La France se montre de plus en plus impatiente devant l’influence grandissante de la Russie en Centrafrique, dénonçant des « initiatives opportunistes » dans ce pays et des « ambitions voilées » sur le continent africain.
« Tous les efforts internationaux sont bienvenus pour sécuriser la République centrafricaine (RCA) mais il faut que cela soit fait (…) dans le respect de la médiation de l’Union africaine », a lancé lundi la ministre française des Armées, Florence Parly, au Forum de Dakar sur la paix et la sécurité en Afrique.
« Et toutes les autres initiatives qui sont des initiatives opportunistes et souvent intéressées ne me paraissent pas contribuer à résoudre de façon positive la situation sécuritaire dans ce pays », a-t-elle ajouté, dans une allusion à peine voilée à Moscou. « Toute manipulation intéressée de puissance opportuniste serait inepte, indigne ».
La Russie a investi tous azimuts dans cette ancienne colonie française, notamment dans la formation de l’armée et la diplomatie avec les groupes armés.
Depuis le début 2018, elle y a envoyé cinq officiers militaires et 170 instructeurs civils (des mercenaires, selon certains experts) et livré des armes à l’armée nationale après avoir obtenu une exemption à l’embargo de l’ONU.
Symbole de cette présence de plus en plus visible, des Russes assurent désormais la sécurité du président centrafricain Faustin-Archange Touadéra.
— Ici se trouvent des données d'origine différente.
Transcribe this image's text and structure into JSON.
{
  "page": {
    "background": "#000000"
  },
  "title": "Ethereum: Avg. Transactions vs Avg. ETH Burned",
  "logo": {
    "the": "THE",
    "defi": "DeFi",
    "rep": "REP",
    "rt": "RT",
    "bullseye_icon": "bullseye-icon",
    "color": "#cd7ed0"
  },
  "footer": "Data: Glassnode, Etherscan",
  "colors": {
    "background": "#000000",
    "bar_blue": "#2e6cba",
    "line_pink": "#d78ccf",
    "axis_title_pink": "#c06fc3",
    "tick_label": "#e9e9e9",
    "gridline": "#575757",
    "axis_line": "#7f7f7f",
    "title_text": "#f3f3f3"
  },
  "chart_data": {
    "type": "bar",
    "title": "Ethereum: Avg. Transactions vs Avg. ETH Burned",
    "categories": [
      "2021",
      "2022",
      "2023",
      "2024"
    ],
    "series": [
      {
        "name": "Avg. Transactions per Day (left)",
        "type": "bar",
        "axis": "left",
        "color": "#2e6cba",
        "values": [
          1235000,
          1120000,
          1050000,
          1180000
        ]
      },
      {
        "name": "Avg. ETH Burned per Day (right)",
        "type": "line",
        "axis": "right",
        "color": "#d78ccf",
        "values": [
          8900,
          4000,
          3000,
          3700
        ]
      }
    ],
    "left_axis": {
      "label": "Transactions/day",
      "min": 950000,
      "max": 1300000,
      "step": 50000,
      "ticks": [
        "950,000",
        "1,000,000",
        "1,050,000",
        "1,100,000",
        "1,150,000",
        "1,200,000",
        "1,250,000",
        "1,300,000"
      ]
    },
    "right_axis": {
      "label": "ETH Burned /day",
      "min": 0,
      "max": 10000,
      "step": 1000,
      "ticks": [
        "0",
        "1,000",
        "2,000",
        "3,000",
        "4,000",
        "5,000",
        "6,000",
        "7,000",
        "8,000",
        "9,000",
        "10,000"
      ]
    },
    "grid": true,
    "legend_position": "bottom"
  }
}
Parallèlement, une rhétorique antifrançaise s’est emparée des médias locaux.
« La France est toujours là »
Moscou a aussi engagé une médiation entre groupes armés, parallèle sinon concurrente de celle de l’Union africaine, avec une réunion fin août à Khartoum.
Le chef de la diplomatie française, Jean-Yves Le Drian, avait déjà lancé un message de fermeté vendredi à Bangui en annonçant une aide de 24 millions d’euros et des livraisons d’armes à la RCA.
« La France a été présente aux moment difficiles (…) Certains de nos soldats ont payé de leur vie cette participation à la défense de l’intégrité centrafricaine et nous sommes toujours là », a-t-il souligné en référence à l’opération Sangaris (2013-2016) destinée à mettre un terme aux affrontements entre groupes armés.
Deux ans après la fin de Sangaris, la quasi-totalité du pays vit toujours sous la coupe de groupes armés, dans un pays de 4,5 millions d’habitants classé parmi les plus pauvres au monde mais riche en diamants, or et uranium.
Depuis l’arrivée des instructeurs russes, plusieurs entreprises gérées par des Russes ont d’ailleurs vu le jour à Bangui, notamment dans la recherche minière.
« Le seul sujet qui doit préoccuper ceux qui veulent s’occuper de Centrafrique, c’est (…) la sécurité de ce pays et son développement, et non pas utiliser potentiellement les difficultés de ce peuple et de ce pays pour s’implanter dans un continent où il y aurait des ambitions voilées », a ajouté le ministre français des Affaires étrangères.
« OPA hostile »
« Ceux qui ont d’autres pensées, ceux qui ont d’autres agendas devront en faire les frais », a-t-il averti.
Après une période d’observation un peu dubitative sur la montée en puissance de la Russie dans ce pays et son possible retour en force sur le continent africain comme au temps de l’URSS, Paris a changé de ton au sortir de l’été.
« Les Français sont passés à une rhétorique plus offensive parce que les Russes vont très vite là-bas », analyse Thierry Vircoulon, chercheur à l’Institut français des relations internationales (Ifri).
Paris a d’abord voulu tourner la page de l’opération Sangaris, qui s’était avérée très lourde pour l’armée française, en passant le relais à la Mission de l’ONU en Centrafrique (Minusca, 13.000 Casques bleus). Mais les résultats ne sont pas au rendez-vous.
« C’est la contradiction, d’une part on se désengage et de l’autre on n’est pas content quand quelqu’un vient s’engager. Il faut dire qu’avec les Russes, c’est plutôt une +OPA hostile+ », relève l’expert de l’Ifri.
« Paris le prend mal. Ce n’est pas qu’il veut continuer à gérer le dossier centrafricain. Il veut que cela soit géré par d’autres (Union européenne, UA, ONU…) dans une sorte de gestion déléguée et les Russes sabotent ce plan », souligne Thierry Vircoulon.